Son terrain de départ, c'est la perception du risque au sens large : nucléaire, catastrophes, santé publique. Pendant des décennies, les économistes tenaient pour acquis qu'un humain évalue un danger en pesant froidement les probabilités. Slovic a passé sa carrière à montrer que ça ne se passe presque jamais comme ça. Devant un risque, on ne sort pas une calculette : on consulte une sensation.
Ce qui m'a happé chez lui, c'est cette honnêteté d'ancien scientifique du chiffre qui finit par admettre que le chiffre ne suffit pas. J'ai vécu le même virage. En fiscalité, je croyais qu'un bon dossier était un dossier bien étayé. En vente, j'ai découvert que la meilleure démonstration du monde ne fait rien contre un « je le sens pas ». Slovic, lui, a mis des mots et des expériences sur ce que je constatais sans le comprendre.
Une précision, parce qu'elle compte pour la suite. Slovic ne dit jamais que le ressenti est irrationnel ou qu'il faut le mépriser. Au contraire, il montre que ce ressenti est souvent une boussole efficace, un raccourci qui nous sauve la vie mille fois par jour. Le sujet n'est pas de l'écraser, mais de le comprendre. Et en vente, de le respecter.
La thèse : le risque se ressent avant de se calculer§
Le cœur de son travail tient dans une expression qu'il a rendue célèbre avec ses collègues Melissa Finucane, Ellen Peters et Donald MacGregor : l'heuristique d'affect. Une heuristique, c'est un raccourci mental. « Affect », dans son vocabulaire, désigne cette qualité de « bon » ou « mauvais » que tu ressens face à un objet, très vite, presque instantanément. L'idée est que, face à une décision, tu consultes d'abord cette étiquette émotionnelle collée à l'objet, et que cette étiquette pilote ensuite ton jugement.
Concrètement : avant même d'analyser une offre, tu as une sensation à son sujet. Bonne ou mauvaise. Et cette sensation ne reste pas dans son coin. Elle déteint sur tout le reste : sur ce que tu perçois comme risqué, sur ce que tu perçois comme bénéfique. Le ressenti vient en premier, l'analyse suit, et bien souvent l'analyse ne fait que fabriquer des raisons de justifier ce que le ressenti avait déjà décidé.
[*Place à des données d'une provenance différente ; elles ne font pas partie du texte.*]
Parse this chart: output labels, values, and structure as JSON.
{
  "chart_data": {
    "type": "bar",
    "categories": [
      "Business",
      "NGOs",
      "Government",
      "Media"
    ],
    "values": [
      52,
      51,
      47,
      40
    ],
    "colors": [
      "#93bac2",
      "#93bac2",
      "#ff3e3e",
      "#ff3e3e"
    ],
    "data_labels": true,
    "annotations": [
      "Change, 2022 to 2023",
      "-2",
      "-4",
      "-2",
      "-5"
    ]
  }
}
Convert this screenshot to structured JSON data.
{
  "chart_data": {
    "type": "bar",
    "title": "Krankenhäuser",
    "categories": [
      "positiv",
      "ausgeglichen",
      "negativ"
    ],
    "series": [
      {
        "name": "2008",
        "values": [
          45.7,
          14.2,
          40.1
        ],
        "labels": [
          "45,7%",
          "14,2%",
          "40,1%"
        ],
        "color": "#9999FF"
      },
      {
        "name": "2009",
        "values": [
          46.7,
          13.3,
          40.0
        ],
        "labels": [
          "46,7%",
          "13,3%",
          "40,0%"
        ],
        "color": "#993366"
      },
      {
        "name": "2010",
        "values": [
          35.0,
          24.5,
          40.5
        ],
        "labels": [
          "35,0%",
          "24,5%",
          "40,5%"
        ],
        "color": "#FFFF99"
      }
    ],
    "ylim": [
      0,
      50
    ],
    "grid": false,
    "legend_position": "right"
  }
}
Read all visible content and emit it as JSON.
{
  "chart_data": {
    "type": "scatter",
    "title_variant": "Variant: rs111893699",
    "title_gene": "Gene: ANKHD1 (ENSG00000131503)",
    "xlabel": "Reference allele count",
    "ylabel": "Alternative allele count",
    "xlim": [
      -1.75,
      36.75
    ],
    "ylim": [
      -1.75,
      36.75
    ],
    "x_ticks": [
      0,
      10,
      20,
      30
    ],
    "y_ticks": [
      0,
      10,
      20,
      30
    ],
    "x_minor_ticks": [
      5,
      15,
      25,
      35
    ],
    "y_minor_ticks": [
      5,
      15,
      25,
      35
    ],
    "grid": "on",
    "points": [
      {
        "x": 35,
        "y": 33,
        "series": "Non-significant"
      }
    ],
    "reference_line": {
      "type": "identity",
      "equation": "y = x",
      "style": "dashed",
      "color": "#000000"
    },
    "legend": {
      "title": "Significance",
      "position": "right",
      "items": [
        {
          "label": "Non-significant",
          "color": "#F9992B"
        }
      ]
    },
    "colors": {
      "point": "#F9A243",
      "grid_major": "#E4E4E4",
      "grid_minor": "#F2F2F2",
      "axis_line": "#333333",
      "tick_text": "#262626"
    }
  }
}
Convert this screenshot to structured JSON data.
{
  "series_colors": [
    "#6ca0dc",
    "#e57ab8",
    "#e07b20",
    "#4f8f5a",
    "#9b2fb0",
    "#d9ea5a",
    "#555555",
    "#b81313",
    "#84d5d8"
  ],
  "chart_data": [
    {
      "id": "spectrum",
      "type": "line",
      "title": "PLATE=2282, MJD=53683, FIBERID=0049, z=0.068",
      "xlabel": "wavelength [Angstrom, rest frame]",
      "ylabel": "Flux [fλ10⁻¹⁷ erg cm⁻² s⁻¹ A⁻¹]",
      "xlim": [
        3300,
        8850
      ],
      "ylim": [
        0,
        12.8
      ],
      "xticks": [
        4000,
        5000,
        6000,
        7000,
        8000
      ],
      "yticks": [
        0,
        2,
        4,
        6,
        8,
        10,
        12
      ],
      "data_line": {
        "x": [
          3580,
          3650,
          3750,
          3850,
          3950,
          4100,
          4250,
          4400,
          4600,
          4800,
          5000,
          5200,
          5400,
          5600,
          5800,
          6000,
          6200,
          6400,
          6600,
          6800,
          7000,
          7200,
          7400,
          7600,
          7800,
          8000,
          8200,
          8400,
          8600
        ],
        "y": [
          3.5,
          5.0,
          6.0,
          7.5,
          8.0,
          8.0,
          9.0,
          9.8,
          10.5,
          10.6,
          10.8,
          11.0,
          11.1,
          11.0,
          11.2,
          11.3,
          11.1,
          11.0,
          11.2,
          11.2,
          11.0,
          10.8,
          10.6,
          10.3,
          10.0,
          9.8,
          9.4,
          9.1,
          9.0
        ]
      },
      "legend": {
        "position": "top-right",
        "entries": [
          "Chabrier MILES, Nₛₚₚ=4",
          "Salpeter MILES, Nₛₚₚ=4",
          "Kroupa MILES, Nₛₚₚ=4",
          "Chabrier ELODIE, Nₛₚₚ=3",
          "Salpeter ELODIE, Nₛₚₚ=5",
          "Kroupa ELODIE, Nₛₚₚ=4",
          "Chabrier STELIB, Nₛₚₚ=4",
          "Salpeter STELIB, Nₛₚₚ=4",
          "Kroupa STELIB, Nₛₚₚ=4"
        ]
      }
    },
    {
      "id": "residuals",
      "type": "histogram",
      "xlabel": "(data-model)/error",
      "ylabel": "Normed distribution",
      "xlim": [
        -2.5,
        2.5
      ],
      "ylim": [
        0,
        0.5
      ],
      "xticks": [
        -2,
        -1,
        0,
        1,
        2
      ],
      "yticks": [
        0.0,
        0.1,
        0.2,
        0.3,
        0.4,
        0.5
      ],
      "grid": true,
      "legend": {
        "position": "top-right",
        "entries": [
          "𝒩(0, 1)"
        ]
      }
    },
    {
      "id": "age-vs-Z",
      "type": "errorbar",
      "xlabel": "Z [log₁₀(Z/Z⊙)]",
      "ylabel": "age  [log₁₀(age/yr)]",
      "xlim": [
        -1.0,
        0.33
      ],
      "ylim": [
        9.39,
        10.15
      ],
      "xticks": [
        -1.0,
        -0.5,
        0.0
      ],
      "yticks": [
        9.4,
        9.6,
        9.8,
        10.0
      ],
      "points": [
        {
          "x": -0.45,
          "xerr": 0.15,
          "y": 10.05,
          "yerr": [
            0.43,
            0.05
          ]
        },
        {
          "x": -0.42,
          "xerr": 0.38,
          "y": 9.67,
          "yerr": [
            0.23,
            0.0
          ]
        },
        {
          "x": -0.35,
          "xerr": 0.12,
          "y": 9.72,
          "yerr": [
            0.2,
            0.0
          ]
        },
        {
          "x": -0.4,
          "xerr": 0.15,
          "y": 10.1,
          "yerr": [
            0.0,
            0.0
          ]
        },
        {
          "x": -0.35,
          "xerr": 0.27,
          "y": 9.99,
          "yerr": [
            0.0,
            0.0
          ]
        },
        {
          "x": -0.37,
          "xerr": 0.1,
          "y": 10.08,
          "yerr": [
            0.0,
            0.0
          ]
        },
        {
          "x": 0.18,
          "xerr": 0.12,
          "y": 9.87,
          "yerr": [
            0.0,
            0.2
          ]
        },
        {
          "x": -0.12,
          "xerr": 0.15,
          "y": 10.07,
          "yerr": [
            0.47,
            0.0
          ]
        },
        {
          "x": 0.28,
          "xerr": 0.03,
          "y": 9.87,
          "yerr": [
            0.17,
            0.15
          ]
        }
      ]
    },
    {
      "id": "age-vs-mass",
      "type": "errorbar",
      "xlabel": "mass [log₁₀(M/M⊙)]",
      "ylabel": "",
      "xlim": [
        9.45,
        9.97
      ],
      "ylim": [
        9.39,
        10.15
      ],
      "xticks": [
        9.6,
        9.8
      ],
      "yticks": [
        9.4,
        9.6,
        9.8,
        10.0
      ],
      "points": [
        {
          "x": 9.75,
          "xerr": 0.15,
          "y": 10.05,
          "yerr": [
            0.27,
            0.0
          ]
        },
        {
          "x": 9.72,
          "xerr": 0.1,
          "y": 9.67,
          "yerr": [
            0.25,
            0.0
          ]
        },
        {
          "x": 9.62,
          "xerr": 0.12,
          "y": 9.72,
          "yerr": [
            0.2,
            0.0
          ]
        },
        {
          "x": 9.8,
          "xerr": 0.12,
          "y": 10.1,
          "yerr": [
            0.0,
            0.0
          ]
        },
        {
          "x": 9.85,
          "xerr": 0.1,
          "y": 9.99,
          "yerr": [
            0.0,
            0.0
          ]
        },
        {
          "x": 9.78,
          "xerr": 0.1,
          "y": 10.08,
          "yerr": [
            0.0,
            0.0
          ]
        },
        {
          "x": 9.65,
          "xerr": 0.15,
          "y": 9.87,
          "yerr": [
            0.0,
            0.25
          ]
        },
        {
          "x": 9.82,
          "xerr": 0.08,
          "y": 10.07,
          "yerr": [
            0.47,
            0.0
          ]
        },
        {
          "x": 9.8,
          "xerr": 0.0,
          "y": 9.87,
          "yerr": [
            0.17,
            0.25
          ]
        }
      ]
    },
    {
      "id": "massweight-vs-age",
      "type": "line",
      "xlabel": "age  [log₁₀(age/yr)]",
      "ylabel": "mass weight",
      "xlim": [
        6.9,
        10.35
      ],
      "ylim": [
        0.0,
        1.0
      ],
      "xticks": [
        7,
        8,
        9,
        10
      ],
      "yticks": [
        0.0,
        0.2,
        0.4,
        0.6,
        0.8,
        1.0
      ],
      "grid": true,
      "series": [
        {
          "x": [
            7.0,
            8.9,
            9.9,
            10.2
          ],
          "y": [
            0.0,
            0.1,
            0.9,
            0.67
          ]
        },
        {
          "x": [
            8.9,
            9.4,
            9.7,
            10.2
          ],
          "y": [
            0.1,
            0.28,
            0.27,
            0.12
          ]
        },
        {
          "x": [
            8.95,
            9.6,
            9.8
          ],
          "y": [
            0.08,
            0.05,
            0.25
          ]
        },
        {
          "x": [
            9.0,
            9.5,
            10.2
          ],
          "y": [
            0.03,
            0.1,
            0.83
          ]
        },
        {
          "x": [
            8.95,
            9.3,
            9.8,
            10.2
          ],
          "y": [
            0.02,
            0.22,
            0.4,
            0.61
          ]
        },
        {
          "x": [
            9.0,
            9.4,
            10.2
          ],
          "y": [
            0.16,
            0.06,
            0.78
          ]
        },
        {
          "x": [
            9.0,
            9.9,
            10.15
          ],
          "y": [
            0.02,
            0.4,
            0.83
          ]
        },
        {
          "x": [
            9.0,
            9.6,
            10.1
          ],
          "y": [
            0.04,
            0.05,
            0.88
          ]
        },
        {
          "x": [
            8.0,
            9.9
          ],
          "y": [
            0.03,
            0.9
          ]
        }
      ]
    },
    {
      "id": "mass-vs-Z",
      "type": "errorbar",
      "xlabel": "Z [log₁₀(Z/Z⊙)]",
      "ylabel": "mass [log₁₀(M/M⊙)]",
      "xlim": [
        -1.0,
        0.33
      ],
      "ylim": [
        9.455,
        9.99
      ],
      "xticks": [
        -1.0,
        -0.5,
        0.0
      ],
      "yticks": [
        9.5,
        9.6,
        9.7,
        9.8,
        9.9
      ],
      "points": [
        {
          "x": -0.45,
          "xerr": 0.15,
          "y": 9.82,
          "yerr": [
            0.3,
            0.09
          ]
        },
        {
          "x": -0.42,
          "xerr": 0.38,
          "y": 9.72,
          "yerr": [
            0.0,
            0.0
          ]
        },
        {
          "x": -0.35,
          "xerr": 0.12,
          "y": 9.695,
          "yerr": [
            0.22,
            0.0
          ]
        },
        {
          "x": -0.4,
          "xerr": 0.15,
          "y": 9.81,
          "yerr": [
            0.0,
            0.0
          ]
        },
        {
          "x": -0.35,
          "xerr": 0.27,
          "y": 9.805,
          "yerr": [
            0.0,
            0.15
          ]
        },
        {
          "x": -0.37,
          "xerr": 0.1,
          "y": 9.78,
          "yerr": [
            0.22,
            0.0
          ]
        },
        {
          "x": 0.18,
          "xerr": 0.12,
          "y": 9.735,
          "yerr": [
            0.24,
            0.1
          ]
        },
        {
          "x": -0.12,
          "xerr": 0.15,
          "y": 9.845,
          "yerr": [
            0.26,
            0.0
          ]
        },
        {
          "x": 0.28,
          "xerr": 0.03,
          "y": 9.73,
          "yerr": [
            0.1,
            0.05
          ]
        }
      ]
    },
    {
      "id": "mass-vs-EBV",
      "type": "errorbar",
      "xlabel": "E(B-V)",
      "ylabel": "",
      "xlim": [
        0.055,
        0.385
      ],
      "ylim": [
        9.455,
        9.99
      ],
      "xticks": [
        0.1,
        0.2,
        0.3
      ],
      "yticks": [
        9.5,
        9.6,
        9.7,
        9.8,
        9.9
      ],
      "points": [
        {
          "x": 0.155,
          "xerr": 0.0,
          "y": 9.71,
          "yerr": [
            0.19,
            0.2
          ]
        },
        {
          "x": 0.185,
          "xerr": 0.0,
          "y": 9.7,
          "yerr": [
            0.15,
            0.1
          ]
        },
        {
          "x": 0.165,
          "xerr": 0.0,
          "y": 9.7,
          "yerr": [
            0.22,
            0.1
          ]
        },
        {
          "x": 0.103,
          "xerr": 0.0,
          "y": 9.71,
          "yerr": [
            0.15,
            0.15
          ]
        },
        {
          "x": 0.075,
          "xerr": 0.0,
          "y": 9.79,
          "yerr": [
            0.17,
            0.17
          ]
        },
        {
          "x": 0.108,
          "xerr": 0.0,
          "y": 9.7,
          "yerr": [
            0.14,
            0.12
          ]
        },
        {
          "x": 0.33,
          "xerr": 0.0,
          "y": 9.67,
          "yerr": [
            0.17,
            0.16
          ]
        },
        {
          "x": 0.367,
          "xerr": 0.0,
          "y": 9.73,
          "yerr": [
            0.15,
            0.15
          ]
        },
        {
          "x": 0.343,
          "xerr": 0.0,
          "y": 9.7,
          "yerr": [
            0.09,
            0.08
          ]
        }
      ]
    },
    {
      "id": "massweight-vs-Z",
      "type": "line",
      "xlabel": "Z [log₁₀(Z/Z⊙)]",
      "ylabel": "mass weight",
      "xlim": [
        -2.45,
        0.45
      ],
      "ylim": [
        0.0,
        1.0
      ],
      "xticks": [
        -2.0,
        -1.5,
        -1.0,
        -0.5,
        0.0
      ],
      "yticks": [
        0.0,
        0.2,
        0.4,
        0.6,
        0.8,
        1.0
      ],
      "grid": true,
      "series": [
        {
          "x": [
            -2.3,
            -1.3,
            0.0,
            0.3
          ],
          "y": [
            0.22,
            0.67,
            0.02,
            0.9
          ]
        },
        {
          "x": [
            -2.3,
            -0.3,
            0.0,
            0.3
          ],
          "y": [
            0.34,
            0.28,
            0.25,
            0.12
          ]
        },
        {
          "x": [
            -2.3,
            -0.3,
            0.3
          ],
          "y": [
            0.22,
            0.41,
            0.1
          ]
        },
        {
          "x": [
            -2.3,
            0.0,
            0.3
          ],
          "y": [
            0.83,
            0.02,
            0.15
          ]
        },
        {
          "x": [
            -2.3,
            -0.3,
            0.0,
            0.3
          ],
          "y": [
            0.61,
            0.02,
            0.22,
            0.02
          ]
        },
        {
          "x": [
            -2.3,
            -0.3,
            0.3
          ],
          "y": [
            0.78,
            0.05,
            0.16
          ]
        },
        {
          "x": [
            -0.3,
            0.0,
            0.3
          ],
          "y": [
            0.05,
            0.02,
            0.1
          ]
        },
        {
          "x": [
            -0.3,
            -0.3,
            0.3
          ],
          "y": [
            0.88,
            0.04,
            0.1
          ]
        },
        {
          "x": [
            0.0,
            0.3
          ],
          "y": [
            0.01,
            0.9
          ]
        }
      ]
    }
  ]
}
Traduit pour ton appel : ton prospect a une sensation sur toi et ton offre avant d'avoir analysé quoi que ce soit. Et cette sensation décide plus que ton argumentaire.
C'est vertigineux quand on le prend au sérieux. Ça veut dire que la partie se joue en grande partie sur un terrain que tu croyais secondaire : le ton, le climat, la sécurité qui se dégage de l'échange, la première impression. Tout ce que celui qui vend a tendance à négliger parce qu'il se concentre sur son contenu. Slovic dit, en substance, que le contenant pèse au moins autant que le contenu, parce que le contenant, c'est ce qui génère l'affect.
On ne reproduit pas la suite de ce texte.